Docker changed the software development game by packaging an application and its dependencies together. It largely eliminated the pain of onboarding developers and deploying applications. But there was an upside to the old way where an oil-covered sysadmin manually built an environment for an application. As long as nothing was touched, it would run until the server gave out.
Today, it's quite common for an application to be built and deployed many, many times a day. If dependencies for your application are unstable, you have to be careful. Say your app depends on something like Joe's gcsfuse library for "mounting and accessing Cloud Storage buckets as local file systems."
This might be pretty crucial to the functioning of your application. It lives in a vendor repo on the internet and might get installed into your docker file something like this:
FROM python:3.9-buster
RUN set -e;
apt-get update -y && apt-get install -y
tini
lsb-release;
gcsFuseRepo=gcsfuse-`lsb_release -c -s`;
gcsFuseRepo=gcsfuse-`lsb_release -c -s`; \
echo "deb http://packages.eat.at.joes.com/apt $gcsFuseRepo main" | \
tee /etc/apt/sources.list.d/gcsfuse.list; \
curl https://packages.eat.at.joes.com/apt/doc/apt-key.gpg | \
apt-key add -;
apt-get update;
apt-get install -y gcsfuse
&& apt-get clean
Towards the bottom of the Docker file, you might install your app/language-specific dependencies and then specify the entry point into your container.

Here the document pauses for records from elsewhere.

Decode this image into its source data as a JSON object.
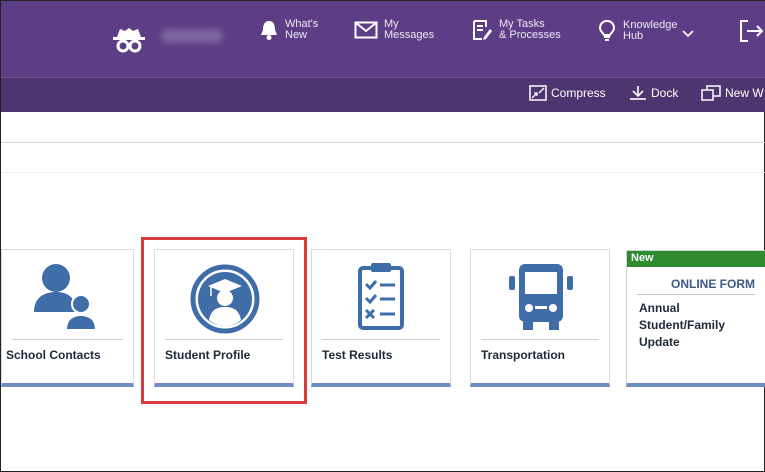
{
  "header": {
    "user_name": "",
    "nav": [
      {
        "label": "What's\nNew",
        "icon": "bell-icon"
      },
      {
        "label": "My\nMessages",
        "icon": "envelope-icon"
      },
      {
        "label": "My Tasks\n& Processes",
        "icon": "tasks-icon"
      },
      {
        "label": "Knowledge\nHub",
        "icon": "lightbulb-icon"
      }
    ]
  },
  "toolbar": {
    "compress": "Compress",
    "dock": "Dock",
    "new_window": "New W"
  },
  "tiles": [
    {
      "label": "School Contacts",
      "icon": "contacts-icon"
    },
    {
      "label": "Student Profile",
      "icon": "graduate-icon"
    },
    {
      "label": "Test Results",
      "icon": "checklist-icon"
    },
    {
      "label": "Transportation",
      "icon": "bus-icon"
    }
  ],
  "online_form": {
    "badge": "New",
    "heading": "ONLINE FORM",
    "lines": [
      "Annual",
      "Student/Family",
      "Update"
    ]
  },
  "colors": {
    "header_bg": "#5d3e86",
    "subbar_bg": "#4f356f",
    "tile_accent": "#6d8fc0",
    "icon_blue": "#3f6da8",
    "highlight": "#d83b3b",
    "new_badge": "#2e8b2e"
  }
}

RUN pip install --no-cache-dir -r requirements.txt
RUN chmod +x /app/cloud_driver.sh
CMD ["/app/cloud_driver.sh"]
As long as you don't edit the top part of the file, Docker uses the cached layer that lives on your local file system. And as long as the cache is intact, Docker will never pull from https://packages.eat.at.joes.com
But if the cache is cleared or you run the build process on another machine, that repository must be available. If it's not, YOU ARE DEAD IN THE WATER!
In fact, I wrote this up after Google's gcsFuse repository went offline. In this case, a bunch of folks complained on GitHub. Google eventually provided a workaround.
Still, my team was blocked for several days, and someone had to edit the docker file to implement the fix if we were dealing with eat.at.joes.com, who knows what might have happened.
Read on if it's crucial that you can always build your containerized application.
My preferred solution is to create two docker images, one to install the unstable dependencies and the other containing your app, which will use the first as a base.
So:
FROM python:3.9-buster
RUN set -e;
apt-get update -y && apt-get install -y
tini
lsb-release;
gcsFuseRepo=gcsfuse-`lsb_release -c -s`;
gcsFuseRepo=gcsfuse-`lsb_release -c -s`; \
echo "deb http://packages.cloud.google.com/apt $gcsFuseRepo main" | \
tee /etc/apt/sources.list.d/gcsfuse.list; \
curl https://packages.cloud.google.com/apt/doc/apt-key.gpg | \
apt-key add -;
apt-get update;
apt-get install -y gcsfuse
&& apt-get clean
Which you then push to a container repository…
docker build -t my-intermediary-image:latest .
docker push my-intermediary-image:latest
Base your application docker file on the intermediate one:
FROM my-intermediary-image:latest
RUN pip install --no-cache-dir -r requirements.txt
RUN chmod +x /app/cloud_driver.sh
CMD ["/app/cloud_driver.sh"]
My-intermediary-image is effectively immutable, and you'll be able to build your application almost anywhere.
You can build and tag intermediate containers whenever there's a new and better version of gcsfuse. If you don't like it, you can simply build your app with a previous version.
Yes, CI/CD providers can cache your Docker layers between builds. But it's often a premium feature and in all cases, you'll have to make sure the vendor-specific tooling is set up to support it.
So go check your CI/CD setup! And if it's crucial for you to be able to build your app anywhere, use an intermediate image.
There are other solutions like hosting the third-party code in an artifact repository like AWS S3, Nexus, Artifactory, etc. If you're already using services, those services might be a good solution for you, though it will complicate your docker file.
At an operating system level, you could mirror or proxy the repo using tools like apt-mirror
or apt-cacher-ng
.
These methods require you to come up with a method for updating the third-party code. In many cases, you'll have to implement versioning if you want to fall-back behavior you get out of the box with the intermediate container.